His publicist once says that James' family suspected the artist had a heart attack. Because James, the diabetic also had a pacemaker and in 1998 he suffered a stroke while performing a show in Denver.
Although authorities say the death did not appear suspicious, the Los Angeles County Coroner's Department said it would investigate the death because of the artist??s history with drugs.
Professionally, the rocker and producer had been busy lately working on an album and writing an autobiography to be called Memoirs of a Super Freak. Last month, James told BET.com that the new album would feature as many as 30 songs. "Music is a universal language, every color, every creed, every race," James told the Website. "I want everybody to enjoy my (stuff)."

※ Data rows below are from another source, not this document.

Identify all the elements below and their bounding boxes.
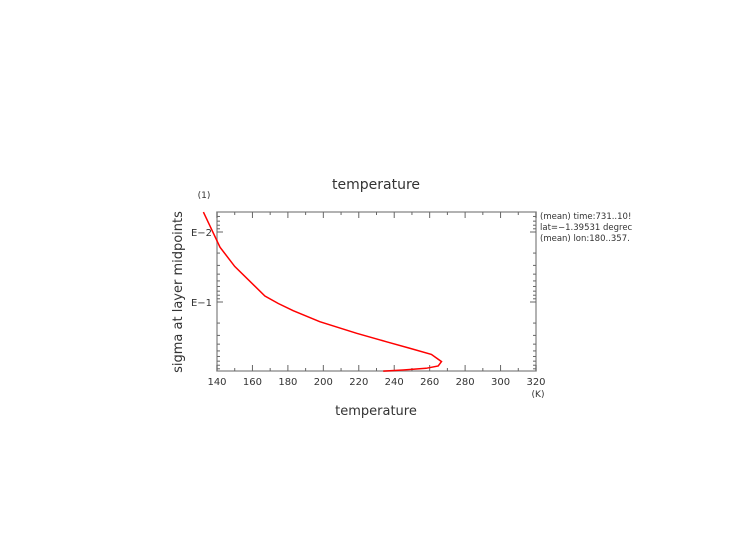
y-tick-label: E−1 xyxy=(191,298,212,309)
x-unit-label: (K) xyxy=(532,390,545,400)
x-tick-label: 280 xyxy=(456,377,475,388)
y-unit-label: (1) xyxy=(198,191,211,201)
plot-frame xyxy=(216,211,537,372)
annotation-lon: (mean) lon:180..357. xyxy=(540,234,630,244)
x-tick-label: 320 xyxy=(526,377,545,388)
y-axis-label: sigma at layer midpoints xyxy=(171,211,186,373)
annotation-time: (mean) time:731..10! xyxy=(540,212,631,222)
x-tick-label: 180 xyxy=(278,377,297,388)
x-tick-label: 220 xyxy=(349,377,368,388)
x-tick-label: 240 xyxy=(385,377,404,388)
x-tick-label: 140 xyxy=(207,377,226,388)
x-axis-label: temperature xyxy=(335,404,417,419)
series-line-temperature xyxy=(202,211,443,372)
annotation-lat: lat=−1.39531 degrec xyxy=(540,223,633,233)
chart-title: temperature xyxy=(332,177,420,193)
annotation-clip xyxy=(640,205,752,250)
x-tick-label: 260 xyxy=(420,377,439,388)
x-tick-label: 300 xyxy=(491,377,510,388)
x-tick-label: 160 xyxy=(243,377,262,388)
x-tick-label: 200 xyxy=(314,377,333,388)
y-tick-label: E−2 xyxy=(191,228,212,239)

James is perhaps best known for his smash hit, Super Freak, in which he sings of a "very kinky girl, the kind you don't take home to mother."
The song peaked at No. 16 on the U.S. pop charts, and found renewed life a decade later when rapper MC Hammer sampled it on U Can't Touch This, one of the biggest rap records of all time. His grooves and hooks also ended up on tracks by such artists as Mary J. Blige, Ashanti, LL Cool J and Will Smith, introducing him to a new generation of fans.
He also collaborated with the Temptations and Smokey Robinson.